Technical information
- Class: Community radio

Links
- Website: www.lifefm.com.au

= Life FM (Gippsland) =

Life FM (call sign: 3GCB) is a community Christian radio station in the Victorian region of Gippsland that first aired early on 29 October 2003. On the FM band at 103.9 MHz from Mt. Tassie near Traralgon, with a studio and office in Sale, it broadcasts a variety of uplifting and family-friendly music and messages to encourage and inspire the region's Christian audience.

==Programs==
- Gippsland Extra – local affairs program, hosted by Deb Bye
- A Different Perspective – Daily messages by Berni Bymet
- Christian Working Women – hosted by Mary Whelchel
- Focus on the Family – an American imported program, hosted by Dr.
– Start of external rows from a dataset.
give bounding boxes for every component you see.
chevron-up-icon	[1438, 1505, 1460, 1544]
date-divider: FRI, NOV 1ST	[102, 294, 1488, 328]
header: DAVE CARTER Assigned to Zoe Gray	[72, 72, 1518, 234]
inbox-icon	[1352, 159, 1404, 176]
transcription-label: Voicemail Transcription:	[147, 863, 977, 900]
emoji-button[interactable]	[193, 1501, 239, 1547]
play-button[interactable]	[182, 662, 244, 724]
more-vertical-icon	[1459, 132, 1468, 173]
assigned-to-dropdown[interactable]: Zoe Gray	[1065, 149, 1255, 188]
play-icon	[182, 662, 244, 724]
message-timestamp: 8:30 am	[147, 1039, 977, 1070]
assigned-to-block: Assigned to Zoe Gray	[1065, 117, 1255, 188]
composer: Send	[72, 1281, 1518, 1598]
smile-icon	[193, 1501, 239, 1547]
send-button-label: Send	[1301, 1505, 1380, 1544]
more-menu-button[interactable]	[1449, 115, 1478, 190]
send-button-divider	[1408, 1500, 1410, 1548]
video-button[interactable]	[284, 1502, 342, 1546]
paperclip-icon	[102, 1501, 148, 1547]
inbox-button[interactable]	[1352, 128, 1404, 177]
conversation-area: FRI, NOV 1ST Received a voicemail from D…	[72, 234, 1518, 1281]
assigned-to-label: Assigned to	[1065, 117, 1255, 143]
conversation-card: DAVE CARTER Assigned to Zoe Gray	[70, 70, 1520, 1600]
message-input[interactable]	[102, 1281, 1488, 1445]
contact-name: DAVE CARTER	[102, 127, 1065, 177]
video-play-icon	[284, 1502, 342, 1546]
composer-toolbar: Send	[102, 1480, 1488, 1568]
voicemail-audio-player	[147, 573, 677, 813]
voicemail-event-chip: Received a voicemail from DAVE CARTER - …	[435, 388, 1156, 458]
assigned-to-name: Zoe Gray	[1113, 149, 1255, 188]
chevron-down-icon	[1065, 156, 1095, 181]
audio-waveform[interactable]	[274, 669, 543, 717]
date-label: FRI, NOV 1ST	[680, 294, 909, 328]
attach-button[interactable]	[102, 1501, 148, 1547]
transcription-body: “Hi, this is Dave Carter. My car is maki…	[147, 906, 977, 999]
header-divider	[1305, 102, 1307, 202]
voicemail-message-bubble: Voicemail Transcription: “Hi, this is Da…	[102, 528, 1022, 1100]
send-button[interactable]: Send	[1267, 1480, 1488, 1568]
James Dobson
- Insight for Living – another American import, hosted by Chuck Swindoll
- Radio Dramas, including:
  - Father Gilbert Mysteries
  - Left Behind – Radio adaptation of the popular Christian novelisation series
  - Amazing Grace
- Gippsland Perspective – local news and events
- Light Up Latrobe
- Make Gippsland Great Again

== Leadership ==
Deb Bye, a former manager at ABC Gippsland, played a crucial role in the launching of Life FM and was the chief executive of the organization behind the radio station, Gippsland Christian Broadcasters, from 1999 until 2015.

David Braithwaite is the current station manager.